Ontological Definitions for an Information Resource

I've somehow found myself wrapped-up in this dialog about information resources, their representations, and the relation to RDF. Perhaps it's the budding philosopher in me which finds the problem interesting. There seems to be some controversy about what is an appropriate definition for an information resource. I'm a big fan of not reinventing wheels if they have already been built, tested, and deployed.

The Architecture of the World-Wide Web says:

The distinguishing characteristic of these resources is that all of their essential characteristics can be conveyed in a message. We identify this set as "information resources."

I know of at least 4 very well-organized upper ontologies which have readily-available OWL representations: SUMO, Cyc, Basic Formal Ontology, and DOLCE. These are the cream of the crop in my opinion (and in the opinion of many others who are more informed about this type of thing).

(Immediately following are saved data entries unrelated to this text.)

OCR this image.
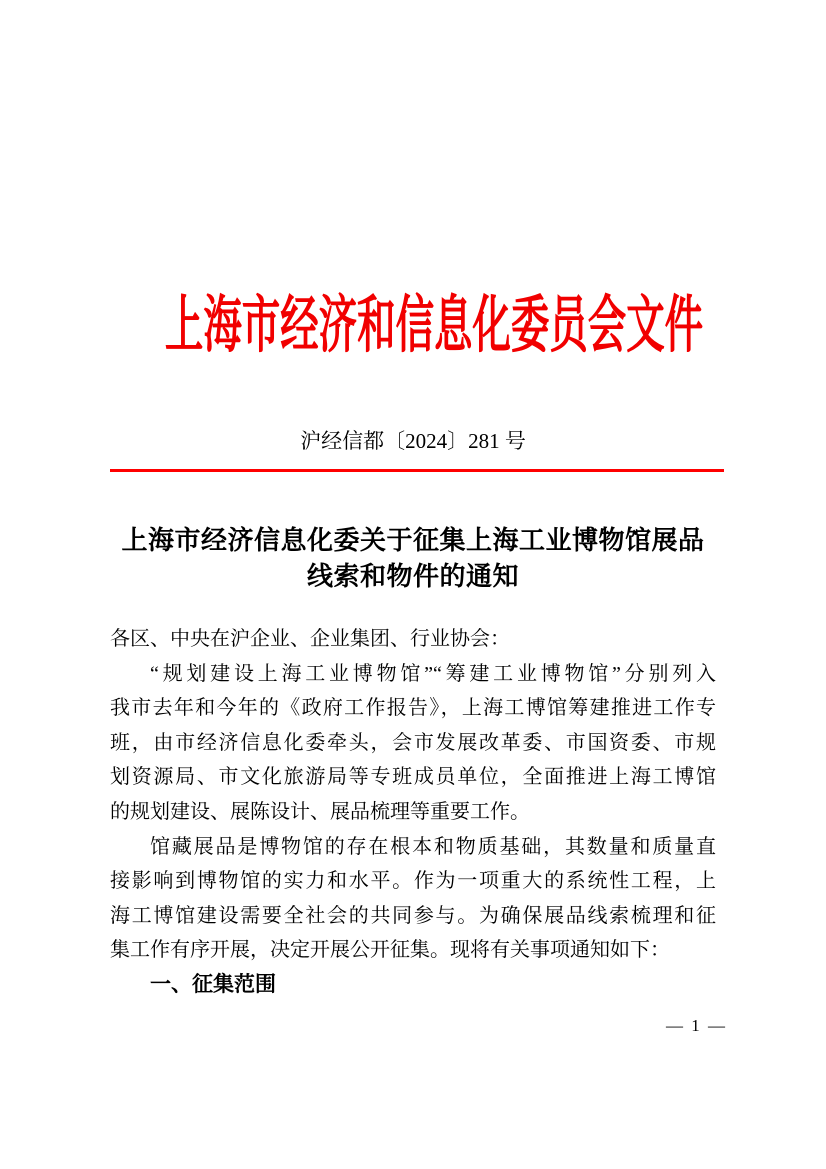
上海市经济和信息化委员会文件
沪经信都〔2024〕281 号
上海市经济信息化委关于征集上海工业博物馆展品
线索和物件的通知
各区、中央在沪企业、企业集团、行业协会：
“规划建设上海工业博物馆”“筹建工业博物馆”分别列入
我市去年和今年的《政府工作报告》，上海工博馆筹建推进工作专
班，由市经济信息化委牵头，会市发展改革委、市国资委、市规
划资源局、市文化旅游局等专班成员单位，全面推进上海工博馆
的规划建设、展陈设计、展品梳理等重要工作。
馆藏展品是博物馆的存在根本和物质基础，其数量和质量直
接影响到博物馆的实力和水平。作为一项重大的系统性工程，上
海工博馆建设需要全社会的共同参与。为确保展品线索梳理和征
集工作有序开展，决定开展公开征集。现将有关事项通知如下：
一、征集范围
— 1 —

So, let us spend some time investigating where the poorly-defined Web Architecture term fits in these ontologies. This exercise is mostly meant for the purpose of reference. Every well-organized, upper ontology will typically have a singular, topmost term which covers everything. This would be (for the most part) the equivalent of owl:Thing and rdf:Resource

Suggested Upper Merged Ontology (SUMO)

Sumo has a term called "FactualText" which seems appropriate. The definition states:

The class of Texts that purport to reveal facts about the world. Such texts are often known as information or as non-fiction. Note that something can be an instance of FactualText, even if it is wholly inaccurate. Whether something is a FactualText is determined by the beliefs of the agent creating the text.

The SUMO term has the following URI for FactualText (at least in the OWL export I downloaded):

http://reliant.teknowledge.com/DAML/SUMO.owl#FactualText

Climbing up the subsumption tree we have the following ancestral path:

  • Text: "A LinguisticExpression or set of LinguisticExpressions that perform a specific function related to Communication, e.g. express a discourse about a particular topic, and that are inscribed in a CorpuscularObject by Humans."

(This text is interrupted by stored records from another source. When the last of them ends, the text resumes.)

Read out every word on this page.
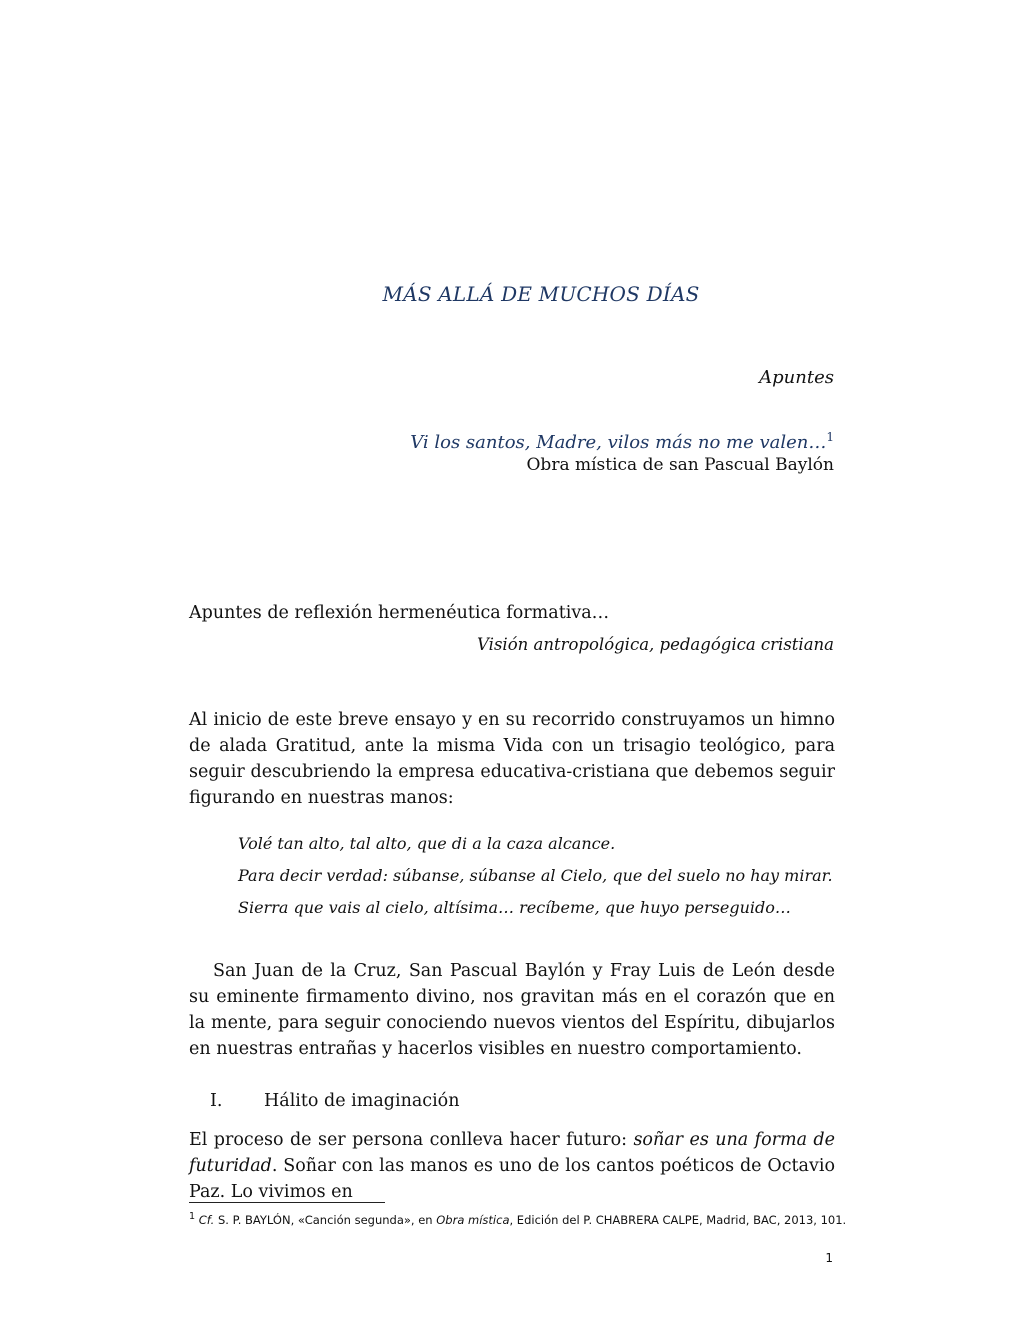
MÁS ALLÁ DE MUCHOS DÍAS
Apuntes
Vi los santos, Madre, vilos más no me valen…$^1$
Obra mística de san Pascual Baylón
Apuntes de reflexión hermenéutica formativa…
Visión antropológica, pedagógica cristiana
Al inicio de este breve ensayo y en su recorrido construyamos un himno de alada Gratitud, ante la misma Vida con un trisagio teológico, para seguir descubriendo la empresa educativa-cristiana que debemos seguir figurando en nuestras manos:
Volé tan alto, tal alto, que di a la caza alcance.
Para decir verdad: súbanse, súbanse al Cielo, que del suelo no hay mirar.
Sierra que vais al cielo, altísima… recíbeme, que huyo perseguido…
San Juan de la Cruz, San Pascual Baylón y Fray Luis de León desde su eminente firmamento divino, nos gravitan más en el corazón que en la mente, para seguir conociendo nuevos vientos del Espíritu, dibujarlos en nuestras entrañas y hacerlos visibles en nuestro comportamiento.
I. Hálito de imaginación
El proceso de ser persona conlleva hacer futuro: soñar es una forma de futuridad. Soñar con las manos es uno de los cantos poéticos de Octavio Paz. Lo vivimos en
$^1$ Cf. S. P. BAYLÓN, «Canción segunda», en Obra mística, Edición del P. CHABRERA CALPE, Madrid, BAC, 2013, 101.
1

The term Text has multiple parents (LinguisticExpression and Artifact). Following the path upwards from the first parent we have:

  • LinguisticExpression: "This is the subclass of ContentBearingPhysical which are language-related. Note that this Class encompasses both Language and the the elements of Languages, e.g. Words."
  • ContentBearingPhysical: "Any Object or Process that expresses content. This covers Objects that contain a Proposition, such as a book, as well as ManualSignLanguage, which may similarly contain a Proposition."
  • Physical "An entity that has a location in space-time. Note that locations are themselves understood to have a location in space-time."
  • Entity "The universal class of individuals. This is the root node of the ontology."

Following the path upwards from the second parent we have:

  • Artifact: "A CorpuscularObject that is the product of a Making."
  • CorpuscularObject: "A SelfConnectedObject whose parts have properties that are not shared by the whole."
  • SelfConnectedObject: "A SelfConnectedObject is any Object that does not consist of two or more disconnected parts."
  • Object: "Corresponds roughly to the class of ordinary objects. Examples include normal physical objects, geographical regions, and locations of Processes"

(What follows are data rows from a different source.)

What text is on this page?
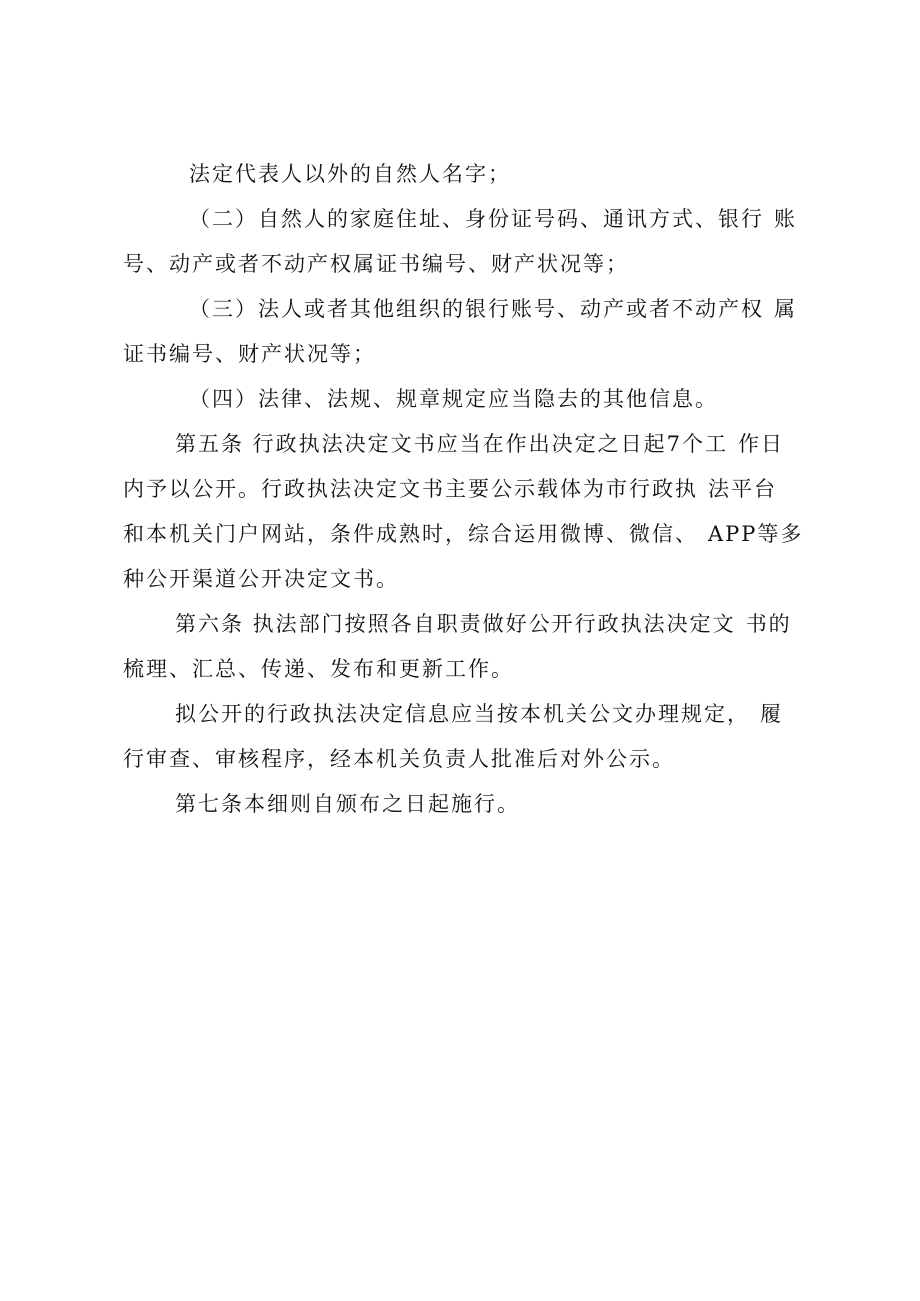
法定代表人以外的自然人名字；
（二）自然人的家庭住址、身份证号码、通讯方式、银行 账
号、动产或者不动产权属证书编号、财产状况等；
（三）法人或者其他组织的银行账号、动产或者不动产权 属
证书编号、财产状况等；
（四）法律、法规、规章规定应当隐去的其他信息。
第五条 行政执法决定文书应当在作出决定之日起7个工 作日
内予以公开。行政执法决定文书主要公示载体为市行政执 法平台
和本机关门户网站，条件成熟时，综合运用微博、微信、 APP等多
种公开渠道公开决定文书。
第六条 执法部门按照各自职责做好公开行政执法决定文 书的
梳理、汇总、传递、发布和更新工作。
拟公开的行政执法决定信息应当按本机关公文办理规定， 履
行审查、审核程序，经本机关负责人批准后对外公示。
第七条本细则自颁布之日起施行。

Objects are a specialization of Physical, so from here we come to the common Entity ancestor

Cyc

Cyc has a term called InformationBearingThing:

A collection of spatially-localized individuals, including various actions and events as well as physical objects. Each instance of information-bearing thing (or IBT ) is an item that contains information (for an agent who knows how to interpret it). Examples: a copy of the novel Moby Dick; a signal buoy; a photograph; an elevator sign in Braille; a map ...

The Cyc URI for this term is:

http://sw.cyc.com/2006/07/27/cyc/InformationBearingThing

This term has 3 ancestors: Container-Underspecified, SpatialThing-Localized, and InformationStore. The latter seems most relevant, so we'll traverse its ancestry first:

  • InformationStore : "A specialization of partially intangible individual. Each instance of store of information is a tangible or intangible, concrete or abstract repository of information. The information stored in an information store is stored there as a consequence of the actions of one or more agents."
  • PartiallyIntangibleIndividual : "A specialization of both individual and partially intangible thing. Each instance of partially intangible individual is an individual that has at least some intangible (i.e. immaterial) component. The instance might be partly tangible (e.g. a copy of a book) and thus be a composite tangible and intangible thing, or it might be fully intangible (e.g. a number or an agreement) and thus be an instance of intangible individual object. "

From here, there are two ancestral paths, so we'll leave it at that (we already have the essense of the definition).

Going back to InformationBearingThing, below is the ancestral path starting from Container-Underspecified:

  • Container-Underspecified : "The collection of objects, tangible or otherwise, which are typically conceptualized by human beings for purposes of common-sense reasoning as containers. Thus, container underspecified includes not only the set of all physical containers, like boxes and suitcases, but metaphoric containers as well"
  • Area: "The collection of regions/areas, tangible or otherwise, which are typically conceptualized by human beings for purposes of common-sense reasoning as spatial regions."
  • Location-Underspecified: Similar definition as Area
  • Thing: "thing is the universal collection : the collection which, by definition, contains everything there is. Every thing in the Cyc ontology -- every individual (of any kind), every set, and every type of thing -- is an instance of (see Isa) thing"

Basic Formal Ontology (BFO)

BFO is (as the name suggests) very basic and meant to be an axiomatic implementation of the philosophy of realism. As such, the closest term for an information resource is very broad: Continuant

Definition: An entity that exists in full at any time in which it exists at all, persists through time while maintaining its identity and has no temporal parts.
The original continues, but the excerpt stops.